FSSD

last modified : 06-11-2018

General Information

Title: FSSD: Feature Fusion Single Shot Multibox Detector
Authors: Zuo-Xin Li, Fu-Qiang Zhou
Link: article
Date of first submission: 4 December 2017
Implementations:
- Pytorch
- Caffe

Brief

The FSSD is an improved version of the SSD. The authors try to add semantic information to improve the mAP, while at the same time not loose too much time in computation.

How Does It Work

The FSSD is very close to the SSD, the principle is exactly the same, a cascade of convolutional layers used to predict a set of boxes. The difference is that the networks makes two passes on some layers to add information on the smaller boxes predicted (see image below):

SSD/FSSD comparison

Results

The results shown here are the main results for the networks, some were omitted, look into the paper for more details.
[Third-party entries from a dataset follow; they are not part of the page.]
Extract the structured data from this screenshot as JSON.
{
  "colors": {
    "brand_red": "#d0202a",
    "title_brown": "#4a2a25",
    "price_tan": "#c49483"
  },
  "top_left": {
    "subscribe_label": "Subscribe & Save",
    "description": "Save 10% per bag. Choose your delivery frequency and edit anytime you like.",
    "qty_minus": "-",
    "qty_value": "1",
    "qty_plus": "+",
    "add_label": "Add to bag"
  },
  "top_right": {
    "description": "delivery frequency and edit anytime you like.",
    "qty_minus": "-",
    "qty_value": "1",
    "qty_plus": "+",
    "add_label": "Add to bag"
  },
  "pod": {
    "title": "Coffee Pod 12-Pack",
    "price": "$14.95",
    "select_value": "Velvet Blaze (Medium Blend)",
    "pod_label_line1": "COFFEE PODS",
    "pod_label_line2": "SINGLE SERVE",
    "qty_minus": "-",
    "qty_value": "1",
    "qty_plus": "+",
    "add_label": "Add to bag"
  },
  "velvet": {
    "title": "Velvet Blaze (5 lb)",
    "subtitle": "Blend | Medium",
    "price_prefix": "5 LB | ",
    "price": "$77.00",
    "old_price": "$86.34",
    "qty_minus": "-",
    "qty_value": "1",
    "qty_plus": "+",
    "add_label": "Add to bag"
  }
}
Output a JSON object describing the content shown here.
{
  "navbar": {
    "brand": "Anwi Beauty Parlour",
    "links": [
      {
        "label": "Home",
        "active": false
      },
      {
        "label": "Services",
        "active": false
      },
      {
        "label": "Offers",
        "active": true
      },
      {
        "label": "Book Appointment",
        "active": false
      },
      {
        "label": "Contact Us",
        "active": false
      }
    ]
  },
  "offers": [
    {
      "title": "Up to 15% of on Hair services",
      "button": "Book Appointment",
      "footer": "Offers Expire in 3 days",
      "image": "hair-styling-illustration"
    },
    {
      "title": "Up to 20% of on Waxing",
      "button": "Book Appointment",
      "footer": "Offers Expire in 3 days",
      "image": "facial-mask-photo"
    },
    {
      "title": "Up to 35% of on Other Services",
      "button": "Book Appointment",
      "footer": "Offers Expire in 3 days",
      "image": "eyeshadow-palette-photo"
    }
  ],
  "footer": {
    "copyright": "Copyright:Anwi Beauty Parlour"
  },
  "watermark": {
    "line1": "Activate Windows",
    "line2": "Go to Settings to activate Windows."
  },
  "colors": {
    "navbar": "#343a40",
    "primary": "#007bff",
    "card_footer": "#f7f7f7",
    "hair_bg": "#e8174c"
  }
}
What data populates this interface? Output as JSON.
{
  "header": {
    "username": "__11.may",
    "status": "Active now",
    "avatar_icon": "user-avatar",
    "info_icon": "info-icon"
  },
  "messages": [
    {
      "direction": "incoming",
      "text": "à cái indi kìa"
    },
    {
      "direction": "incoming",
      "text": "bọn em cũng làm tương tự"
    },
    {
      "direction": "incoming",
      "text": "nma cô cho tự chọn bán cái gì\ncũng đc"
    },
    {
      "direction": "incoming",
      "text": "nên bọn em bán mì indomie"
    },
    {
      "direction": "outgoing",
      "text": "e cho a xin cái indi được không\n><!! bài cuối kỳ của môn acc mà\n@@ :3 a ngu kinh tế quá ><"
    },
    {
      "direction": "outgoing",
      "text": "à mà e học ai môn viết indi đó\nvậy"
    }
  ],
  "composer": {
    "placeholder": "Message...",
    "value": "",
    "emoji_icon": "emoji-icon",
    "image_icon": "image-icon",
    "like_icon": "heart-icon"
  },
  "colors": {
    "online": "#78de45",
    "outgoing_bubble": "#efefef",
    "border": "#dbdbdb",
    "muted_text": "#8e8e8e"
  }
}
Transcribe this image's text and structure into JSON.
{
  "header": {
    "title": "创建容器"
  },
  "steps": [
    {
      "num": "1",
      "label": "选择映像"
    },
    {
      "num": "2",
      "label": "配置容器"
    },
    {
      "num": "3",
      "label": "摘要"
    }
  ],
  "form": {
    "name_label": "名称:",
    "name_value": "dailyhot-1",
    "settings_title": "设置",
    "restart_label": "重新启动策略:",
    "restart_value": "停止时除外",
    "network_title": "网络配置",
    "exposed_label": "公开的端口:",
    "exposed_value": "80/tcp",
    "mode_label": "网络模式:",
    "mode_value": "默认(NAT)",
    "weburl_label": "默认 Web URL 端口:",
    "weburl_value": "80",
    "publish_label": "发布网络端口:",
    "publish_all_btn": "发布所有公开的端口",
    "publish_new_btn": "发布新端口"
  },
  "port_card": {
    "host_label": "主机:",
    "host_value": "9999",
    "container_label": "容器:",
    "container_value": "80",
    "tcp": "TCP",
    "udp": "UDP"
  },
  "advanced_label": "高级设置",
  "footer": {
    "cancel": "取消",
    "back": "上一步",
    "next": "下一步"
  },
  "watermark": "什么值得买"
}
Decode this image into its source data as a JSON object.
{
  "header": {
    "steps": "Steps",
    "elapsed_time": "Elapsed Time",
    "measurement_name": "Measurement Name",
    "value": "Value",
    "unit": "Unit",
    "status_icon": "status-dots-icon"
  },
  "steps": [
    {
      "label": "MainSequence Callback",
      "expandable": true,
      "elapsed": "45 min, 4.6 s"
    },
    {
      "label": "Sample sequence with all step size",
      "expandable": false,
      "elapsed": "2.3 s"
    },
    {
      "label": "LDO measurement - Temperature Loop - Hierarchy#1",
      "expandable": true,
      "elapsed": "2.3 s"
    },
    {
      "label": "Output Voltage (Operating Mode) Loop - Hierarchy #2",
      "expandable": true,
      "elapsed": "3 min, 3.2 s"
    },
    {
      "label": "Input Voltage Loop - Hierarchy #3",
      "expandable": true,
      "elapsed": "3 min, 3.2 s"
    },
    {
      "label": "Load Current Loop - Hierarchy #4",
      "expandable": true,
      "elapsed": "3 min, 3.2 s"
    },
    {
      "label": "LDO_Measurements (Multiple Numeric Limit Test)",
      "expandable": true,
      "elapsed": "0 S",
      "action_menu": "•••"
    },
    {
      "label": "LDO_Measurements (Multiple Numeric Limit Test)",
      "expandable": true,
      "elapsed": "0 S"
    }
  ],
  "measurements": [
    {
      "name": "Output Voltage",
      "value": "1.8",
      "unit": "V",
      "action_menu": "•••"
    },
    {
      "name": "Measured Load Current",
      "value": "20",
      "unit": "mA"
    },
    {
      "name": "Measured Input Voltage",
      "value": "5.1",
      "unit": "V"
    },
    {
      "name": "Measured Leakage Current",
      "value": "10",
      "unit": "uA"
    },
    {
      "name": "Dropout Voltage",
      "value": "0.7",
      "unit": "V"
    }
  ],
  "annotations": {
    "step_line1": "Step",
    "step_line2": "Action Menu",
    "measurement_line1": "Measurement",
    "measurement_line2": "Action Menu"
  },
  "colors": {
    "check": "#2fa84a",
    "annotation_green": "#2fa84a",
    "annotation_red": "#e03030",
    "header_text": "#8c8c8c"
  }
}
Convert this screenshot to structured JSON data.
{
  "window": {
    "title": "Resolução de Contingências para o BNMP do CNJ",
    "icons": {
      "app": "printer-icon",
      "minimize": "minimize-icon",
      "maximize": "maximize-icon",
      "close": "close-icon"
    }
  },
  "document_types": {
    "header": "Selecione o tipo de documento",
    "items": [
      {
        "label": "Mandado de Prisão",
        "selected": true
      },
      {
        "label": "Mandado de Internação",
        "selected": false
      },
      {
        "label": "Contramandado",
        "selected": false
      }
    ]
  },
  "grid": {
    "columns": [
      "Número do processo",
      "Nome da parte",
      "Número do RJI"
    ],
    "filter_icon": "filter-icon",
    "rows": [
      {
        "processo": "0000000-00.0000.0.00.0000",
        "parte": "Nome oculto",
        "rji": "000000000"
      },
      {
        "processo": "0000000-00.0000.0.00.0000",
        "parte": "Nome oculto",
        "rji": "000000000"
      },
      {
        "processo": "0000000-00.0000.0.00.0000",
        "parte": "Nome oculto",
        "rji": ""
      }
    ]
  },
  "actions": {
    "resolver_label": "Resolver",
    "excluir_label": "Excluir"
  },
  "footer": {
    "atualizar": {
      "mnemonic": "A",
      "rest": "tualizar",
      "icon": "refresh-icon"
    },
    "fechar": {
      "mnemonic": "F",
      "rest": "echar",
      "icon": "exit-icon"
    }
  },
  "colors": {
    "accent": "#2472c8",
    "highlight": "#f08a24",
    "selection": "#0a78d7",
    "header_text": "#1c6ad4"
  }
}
Comparison of results for classification on the VOC 2007 test set :

Model	train set	mAP	fps	gpu	backbone network
Faster RCNN	07+12	73.2	7	Titan X	VGGNet
Faster RCNN	07+12	76.2	2.4	K40	ResNet-101
SSD	07+12+COCO	81.2	46	Titan X	VGGNet
SSD	07+12	77.2	85	1080Ti	VGGNet
FSSD300	07+12+COCO	82.7	65.8	1080Ti	VGGNet

Comparison of results for classification on the VOC 2007 test set.

In Depth

As said before, the main particularity of the network is two reuse computed feature maps to improve the accuracy of the network with out impeding too much the computation speed.

If one takes a look at the diagram in the first section, we can see that three layers are re-used before the the classification part. The selection is limited to those three layers because they think that the smaller layer at the end have too little information to be worth merging.

The merging is done using concatenation of the three layers and by resizing the smallest layers to the correct size using bilinear interpolation. To downsize the number of filers, they use 1x1 convolutions.